La banque n’est pas soumise à un devoir de conseil général, étant seulement tenue de procéder à des vérifications pour la régularité de l’offre de crédit qui permettent au débiteur de comprendre la portée de son engagement. L’obligation de mise en garde à laquelle peut être tenu un établissement de crédit à l’égard d’un emprunteur non averti ne porte que sur le risque d’endettement excessif né de l’octroi du prêt et il faut en déduire que si le crédit est adapté au regard des capacités financières de l’emprunteur et du risque de l’endettement né de l’octroi du prêt à la date de la conclusion du contrat, la banque n’est tenue à aucune obligation de mise en garde.
Il est constant que le dommage résultant d’un manquement à l’obligation de mise en garde du prêteur envers l’emprunteur non averti est la perte de chance d'éviter la réalisation du risque de non-remboursement.
Le devoir d’information que doit accomplir la banque en vertu de l’article L.311-8 du code de la consommation consiste dans le recueil des informations de solvabilité, notamment par la consultation du FICP au moment de la conclusion du contrat. Or, toutes ces obligations d’information doivent être accomplies au moment de la souscription du crédit. Le point de départ du délai de prescription d’une action en déchéance du droit aux intérêts contractuels contre la banque est en conséquence la date de conclusion du contrat lui-même.
En l’espèce, le contrat de crédit a été signé le 28 octobre 2012. L’action en déchéance du droit aux intérêts contractuels de la banque est en conséquence prescrite.
Sur la demande indemnitaire reconventionnelle
L'exercice d'un droit d'agir en justice ne dégénère en abus que lorsque son auteur a fait preuve d'intention de nuire, de légèreté blâmable, ou de mauvaise foi.
En l’espèce, il n'est pas démontré que l'action de Monsieur [E] [T] trouve son origine dans l'intention de nuire à la société BNP PARIBAS PERSONAL FINANCE et non dans la simple volonté de défendre ses intérêts.
La demande indemnitaire de la société BNP PARIBAS PERSONAL FINANCE sera en conséquence rejetée.
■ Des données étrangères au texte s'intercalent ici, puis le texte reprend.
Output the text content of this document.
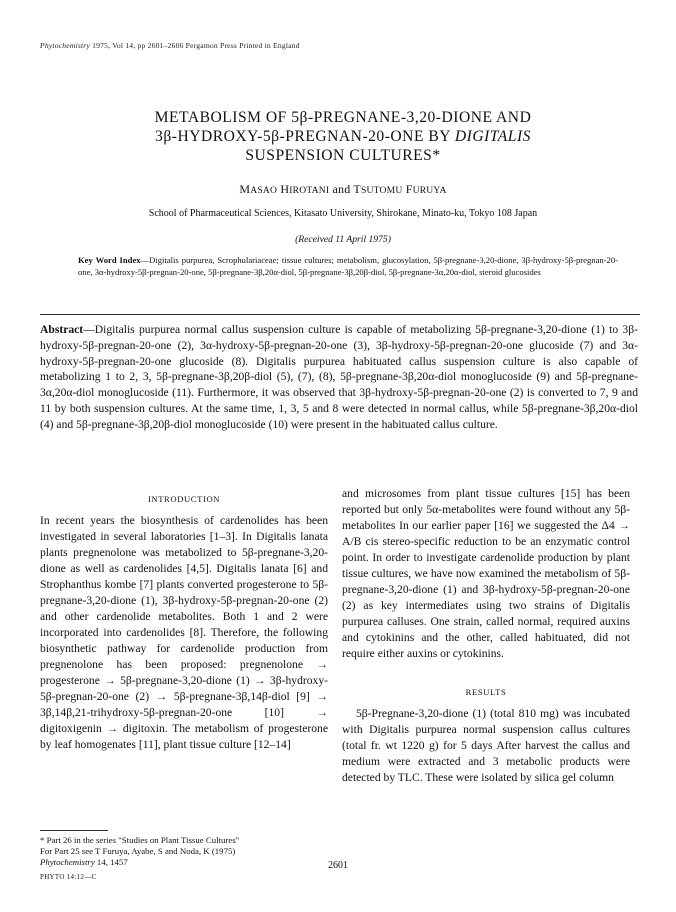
Phytochemistry 1975, Vol 14, pp 2601–2606 Pergamon Press Printed in England
METABOLISM OF 5β-PREGNANE-3,20-DIONE AND
3β-HYDROXY-5β-PREGNAN-20-ONE BY DIGITALIS
SUSPENSION CULTURES*
MASAO HIROTANI and TSUTOMU FURUYA
School of Pharmaceutical Sciences, Kitasato University, Shirokane, Minato-ku, Tokyo 108 Japan
(Received 11 April 1975)
Key Word Index—Digitalis purpurea, Scrophulariaceae; tissue cultures; metabolism, glucosylation, 5β-pregnane-3,20-dione, 3β-hydroxy-5β-pregnan-20-one, 3α-hydroxy-5β-pregnan-20-one, 5β-pregnane-3β,20α-diol, 5β-pregnane-3β,20β-diol, 5β-pregnane-3α,20α-diol, steroid glucosides
Abstract—Digitalis purpurea normal callus suspension culture is capable of metabolizing 5β-pregnane-3,20-dione (1) to 3β-hydroxy-5β-pregnan-20-one (2), 3α-hydroxy-5β-pregnan-20-one (3), 3β-hydroxy-5β-pregnan-20-one glucoside (7) and 3α-hydroxy-5β-pregnan-20-one glucoside (8). Digitalis purpurea habituated callus suspension culture is also capable of metabolizing 1 to 2, 3, 5β-pregnane-3β,20β-diol (5), (7), (8), 5β-pregnane-3β,20α-diol monoglucoside (9) and 5β-pregnane-3α,20α-diol monoglucoside (11). Furthermore, it was observed that 3β-hydroxy-5β-pregnan-20-one (2) is converted to 7, 9 and 11 by both suspension cultures. At the same time, 1, 3, 5 and 8 were detected in normal callus, while 5β-pregnane-3β,20α-diol (4) and 5β-pregnane-3β,20β-diol monoglucoside (10) were present in the habituated callus culture.
INTRODUCTION

In recent years the biosynthesis of cardenolides has been investigated in several laboratories [1–3]. In Digitalis lanata plants pregnenolone was metabolized to 5β-pregnane-3,20-dione as well as cardenolides [4,5]. Digitalis lanata [6] and Strophanthus kombe [7] plants converted progesterone to 5β-pregnane-3,20-dione (1), 3β-hydroxy-5β-pregnan-20-one (2) and other cardenolide metabolites. Both 1 and 2 were incorporated into cardenolides [8]. Therefore, the following biosynthetic pathway for cardenolide production from pregnenolone has been proposed: pregnenolone → progesterone → 5β-pregnane-3,20-dione (1) → 3β-hydroxy-5β-pregnan-20-one (2) → 5β-pregnane-3β,14β-diol [9] → 3β,14β,21-trihydroxy-5β-pregnan-20-one [10] → digitoxigenin → digitoxin. The metabolism of progesterone by leaf homogenates [11], plant tissue culture [12–14]

and microsomes from plant tissue cultures [15] has been reported but only 5α-metabolites were found without any 5β-metabolites In our earlier paper [16] we suggested the Δ4 → A/B cis stereo-specific reduction to be an enzymatic control point. In order to investigate cardenolide production by plant tissue cultures, we have now examined the metabolism of 5β-pregnane-3,20-dione (1) and 3β-hydroxy-5β-pregnan-20-one (2) as key intermediates using two strains of Digitalis purpurea calluses. One strain, called normal, required auxins and cytokinins and the other, called habituated, did not require either auxins or cytokinins.

RESULTS

5β-Pregnane-3,20-dione (1) (total 810 mg) was incubated with Digitalis purpurea normal suspension callus cultures (total fr. wt 1220 g) for 5 days After harvest the callus and medium were extracted and 3 metabolic products were detected by TLC. These were isolated by silica gel column

* Part 26 in the series "Studies on Plant Tissue Cultures"
For Part 25 see T Furuya, Ayabe, S and Noda, K (1975)
Phytochemistry 14, 1457	2601
PHYTO 14:12—C
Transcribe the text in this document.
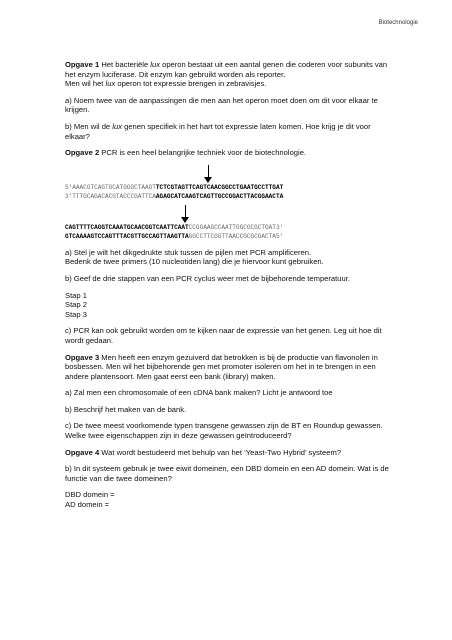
Biotechnologie

Opgave 1 Het bacteriële lux operon bestaat uit een aantal genen die coderen voor subunits van het enzym luciferase. Dit enzym kan gebruikt worden als reporter.
Men wil het lux operon tot expressie brengen in zebravisjes.

a) Noem twee van de aanpassingen die men aan het operon moet doen om dit voor elkaar te krijgen.

b) Men wil de lux genen specifiek in het hart tot expressie laten komen. Hoe krijg je dit voor elkaar?

Opgave 2 PCR is een heel belangrijke techniek voor de biotechnologie.

5’AAACGTCAGTGCATGGGCTAAGTTCTCGTAGTTCAGTCAACGGCCTGAATGCCTTGAT
3’TTTGCAGACACGTACCCGATTCAAGAGCATCAAGTCAGTTGCCGGACTTACGGAACTA
CAGTTTTCAGGTCAAATGCAACGGTCAATTCAATCCGGAAGCCAATTGGCGCGCTGAT3’
GTCAAAAGTCCAGTTTACGTTGCCAGTTAAGTTAGGCCTTCGGTTAACCGCGCGACTA5’

a) Stel je wilt het dikgedrukte stuk tussen de pijlen met PCR amplificeren.
Bedenk de twee primers (10 nucleotiden lang) die je hiervoor kunt gebruiken.

b) Geef de drie stappen van een PCR cyclus weer met de bijbehorende temperatuur.

Stap 1
Stap 2
Stap 3

c) PCR kan ook gebruikt worden om te kijken naar de expressie van het genen. Leg uit hoe dit wordt gedaan.

Opgave 3 Men heeft een enzym gezuiverd dat betrokken is bij de productie van flavonolen in bosbessen. Men wil het bijbehorende gen met promoter isoleren om het in te brengen in een andere plantensoort. Men gaat eerst een bank (library) maken.

a) Zal men een chromosomale of een cDNA bank maken? Licht je antwoord toe

b) Beschrijf het maken van de bank.

c) De twee meest voorkomende typen transgene gewassen zijn de BT en Roundup gewassen. Welke twee eigenschappen zijn in deze gewassen geïntroduceerd?

Opgave 4 Wat wordt bestudeerd met behulp van het ‘Yeast-Two Hybrid’ systeem?

b) In dit systeem gebruik je twee eiwit domeinen, een DBD domein en een AD domein. Wat is de functie van die twee domeinen?

DBD domein =
AD domein =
Sur les demandes accessoires
Monsieur [E] [T], partie perdante, seront condamnée au paiement des dépens. La demande de distraction des dépens formée par la société BNP PARIBAS PERSONAL FINANCE sera toutefois rejetée s’agissant d’une instance pour laquelle la représentation par avocat n’est pas obligatoire.
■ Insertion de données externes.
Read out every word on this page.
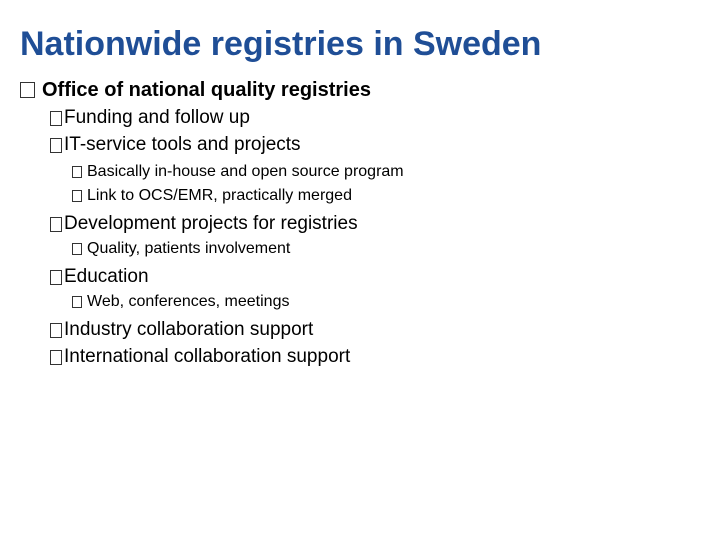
Nationwide registries in Sweden
Office of national quality registries
Funding and follow up
IT-service tools and projects
Basically in-house and open source program
Link to OCS/EMR, practically merged
Development projects for registries
Quality, patients involvement
Education
Web, conferences, meetings
Industry collaboration support
International collaboration support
Monsieur [E] [T] sera également condamné à payer à la société BNP PARIBAS PERSONAL FINANCE, la somme de 1000 euros sur le fondement de l’article 700 du code de procédure civile.
La présente décision est exécutoire à titre provisoire, conformément à l'article 514 du code de procédure civile.
PAR CES MOTIFS
Le juge des contentieux de la protection statuant publiquement et en premier ressort, par jugement réputé contradictoire mis à disposition au greffe,
DÉCLARE irrecevable comme prescrite la demande en nullité du contrat de vente conclu le 28 octobre 2012 entre Monsieur [E] [T] et la société SWEETAIR FRANCE fondée sur le vice du consentement et sur la méconnaissance des dispositions du code de la consommation, et les demandes subséquentes de restitution,
REJETTE la demande de nullité du contrat de crédit conclu le 28 octobre 2012 entre Monsieur [E] [T] et la société SYGMA France, aux droits de laquelle intervient la société BNP PARIBAS PERSONAL FINANCE, et les demandes subséquentes de restitution,
CONDAMNE Monsieur [E] [T] à verser à la société BNP PARIBAS PERSONAL FINANCE la somme de 1000 euros au titre de l’article 700 du code de procédure civile,
REJETTE le surplus des demandes des parties,
CONDAMNE Monsieur [E] [T] aux dépens,
RAPPELLE que le présent jugement est exécutoire de plein droit à titre provisoire.
Ainsi jugé et prononcé par jugement signé les jour, mois et an susdits par le juge des contentieux de la protection et le greffier susnommés et mis à disposition au greffe.